In order to reduce the resources required by learning algorithms, Seo looks to the human brain to mimic its ability to selectively and adaptively learn and recognize real-world data, dispensing with the redundant computations and exhaustive searches current algorithms employ.
Seo also aims to investigate low-power, real-time on-chip learning methods; novel memory compression schemes for software and hardware design; efficient on-chip power management capable of adapting to abrupt changes in cognitive workloads; and cross-layer optimization of circuits, architectures and algorithms.
“The outcomes of this research will feature new very-large-scale integration systems that can learn and perform cognitive tasks in real-time with superior energy efficiency, opening up possibilities for ubiquitous intelligence in small-form-factor devices,” Seo said.
Seo believes his overall research goal for ultra-energy-efficient intelligent hardware that integrates a synergistic set of tasks spanning algorithms, circuits and architectures piqued the NSF’s interest.

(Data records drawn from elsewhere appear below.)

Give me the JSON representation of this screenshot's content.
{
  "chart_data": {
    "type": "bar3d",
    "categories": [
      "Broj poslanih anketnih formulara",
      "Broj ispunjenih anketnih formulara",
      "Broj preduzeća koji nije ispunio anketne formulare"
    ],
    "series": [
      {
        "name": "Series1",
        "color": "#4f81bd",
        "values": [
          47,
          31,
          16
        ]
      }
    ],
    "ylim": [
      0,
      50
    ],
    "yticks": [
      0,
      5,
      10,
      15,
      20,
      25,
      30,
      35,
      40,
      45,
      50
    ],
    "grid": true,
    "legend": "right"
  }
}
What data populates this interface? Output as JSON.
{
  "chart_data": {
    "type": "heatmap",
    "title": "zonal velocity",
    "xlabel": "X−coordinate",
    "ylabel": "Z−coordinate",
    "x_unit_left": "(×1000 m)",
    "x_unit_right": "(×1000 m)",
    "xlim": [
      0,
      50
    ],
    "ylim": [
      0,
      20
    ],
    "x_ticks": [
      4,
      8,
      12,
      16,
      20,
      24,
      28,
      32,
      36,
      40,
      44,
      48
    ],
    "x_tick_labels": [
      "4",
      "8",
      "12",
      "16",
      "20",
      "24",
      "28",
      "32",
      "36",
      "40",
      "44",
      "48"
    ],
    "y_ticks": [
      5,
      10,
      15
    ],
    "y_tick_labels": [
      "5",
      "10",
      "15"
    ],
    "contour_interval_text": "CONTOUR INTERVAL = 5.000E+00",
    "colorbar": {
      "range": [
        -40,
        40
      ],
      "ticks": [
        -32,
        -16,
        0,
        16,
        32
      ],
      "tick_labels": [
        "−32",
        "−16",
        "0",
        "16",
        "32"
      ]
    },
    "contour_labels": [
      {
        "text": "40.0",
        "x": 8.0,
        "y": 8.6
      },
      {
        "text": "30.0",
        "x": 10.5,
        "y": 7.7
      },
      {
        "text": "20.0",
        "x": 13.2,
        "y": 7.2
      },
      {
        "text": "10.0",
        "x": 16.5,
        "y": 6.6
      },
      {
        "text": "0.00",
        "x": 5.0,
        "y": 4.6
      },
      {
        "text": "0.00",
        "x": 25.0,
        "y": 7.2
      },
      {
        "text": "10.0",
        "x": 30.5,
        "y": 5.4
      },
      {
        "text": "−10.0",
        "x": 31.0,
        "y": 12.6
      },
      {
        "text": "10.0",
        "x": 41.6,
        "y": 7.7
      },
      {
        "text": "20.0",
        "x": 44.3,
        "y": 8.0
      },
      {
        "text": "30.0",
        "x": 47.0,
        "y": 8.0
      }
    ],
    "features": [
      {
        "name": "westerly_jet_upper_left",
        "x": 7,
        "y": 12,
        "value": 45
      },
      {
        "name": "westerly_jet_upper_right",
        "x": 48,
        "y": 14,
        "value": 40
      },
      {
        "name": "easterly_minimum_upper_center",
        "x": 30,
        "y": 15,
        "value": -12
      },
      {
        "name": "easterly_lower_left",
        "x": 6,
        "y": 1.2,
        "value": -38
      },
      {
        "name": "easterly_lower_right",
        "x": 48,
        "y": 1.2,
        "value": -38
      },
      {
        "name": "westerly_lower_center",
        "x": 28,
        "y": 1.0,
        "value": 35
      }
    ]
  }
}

“In addition to covering a wide range of disciplines from bio-inspired models to memory compression to power management, I articulated possible solutions for addressing the design challenges brought by the computation- and memory-intensive nature of state-of-the-art deep neural networks,” Seo said of his proposal.
Collaboration between Fulton Schools faculty and the high-performance computing resources of ASU Research Computing helped make this interdisciplinary research possible, Seo said.